Présenté le week-end dernier à la presse américaine, Steve Jobs, de Danny Boyle, sortira vendredi outre-Atlantique. Un timing bien ficelé, puisque le cofondateur d'Apple est décédé il y a 4 ans, le 5 octobre 2011. Écrit par le scénariste oscarisé Aaron Sorkin, qui s'est basé sur la biographie autorisée de Walter Isaacson, Steve Jobs a globalement été bien reçu par les médias, qui le décrivent notamment comme « un détournement du biopic traditionnel » (The Wall Street Journal) ou « un portrait douloureusement humain de l'icône d'Apple » (Wired).
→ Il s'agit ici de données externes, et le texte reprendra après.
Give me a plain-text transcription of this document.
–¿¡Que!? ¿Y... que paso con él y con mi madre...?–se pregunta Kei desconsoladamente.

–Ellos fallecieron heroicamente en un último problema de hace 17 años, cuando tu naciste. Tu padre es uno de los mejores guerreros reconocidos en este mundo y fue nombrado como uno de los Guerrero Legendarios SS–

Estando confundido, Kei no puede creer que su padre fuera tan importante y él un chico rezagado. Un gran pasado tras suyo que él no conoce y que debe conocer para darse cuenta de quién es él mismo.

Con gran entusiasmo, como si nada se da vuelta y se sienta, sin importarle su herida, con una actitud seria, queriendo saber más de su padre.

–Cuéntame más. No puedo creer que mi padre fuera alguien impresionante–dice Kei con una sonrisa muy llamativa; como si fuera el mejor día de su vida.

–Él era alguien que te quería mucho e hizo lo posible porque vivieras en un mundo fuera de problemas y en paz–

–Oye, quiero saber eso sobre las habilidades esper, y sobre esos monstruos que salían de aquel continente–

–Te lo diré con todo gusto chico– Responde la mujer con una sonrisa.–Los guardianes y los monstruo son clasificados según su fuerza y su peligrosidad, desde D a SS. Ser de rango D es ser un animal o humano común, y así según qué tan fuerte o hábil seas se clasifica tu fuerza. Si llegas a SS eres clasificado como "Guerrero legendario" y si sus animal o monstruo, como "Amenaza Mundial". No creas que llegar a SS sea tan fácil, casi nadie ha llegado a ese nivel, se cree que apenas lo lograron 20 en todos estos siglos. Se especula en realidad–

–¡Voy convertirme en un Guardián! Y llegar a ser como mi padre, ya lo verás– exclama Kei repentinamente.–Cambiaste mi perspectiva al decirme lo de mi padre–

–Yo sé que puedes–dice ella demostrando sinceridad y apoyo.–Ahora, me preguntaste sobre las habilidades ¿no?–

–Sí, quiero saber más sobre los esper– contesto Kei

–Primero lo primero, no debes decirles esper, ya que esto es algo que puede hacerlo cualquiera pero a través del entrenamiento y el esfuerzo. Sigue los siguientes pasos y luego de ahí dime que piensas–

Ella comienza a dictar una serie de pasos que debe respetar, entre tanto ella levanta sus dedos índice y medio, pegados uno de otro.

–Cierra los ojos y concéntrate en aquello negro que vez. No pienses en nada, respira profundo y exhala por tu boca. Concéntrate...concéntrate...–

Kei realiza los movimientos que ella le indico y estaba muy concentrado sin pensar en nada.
Mais le film ne fait pas l'unanimité dans l'entourage de Steve Jobs.

La veuve de Jobs contre le biopic


En début de semaine, le Wall Street Journal révélait que Laurene Powell Jobs, la veuve de Steve Jobs, avait tenté de s'opposer à plusieurs reprises à la production du film de Danny Boyle. Une information révélée par des échanges de mails entre elle et Sony Pictures, récupérés parmi les documents fuités lors du piratage du studio en 2014. Faute d'avoir pu convaincre Sony, Laurene Powell Jobs s'est ensuite tournée vers Universal, distributeur du film. « Elle a refusé de discuter de ce qui ne lui convenait pas dans le scénario, malgré mes invitations répétées » a expliqué le producteur Scott Rudin.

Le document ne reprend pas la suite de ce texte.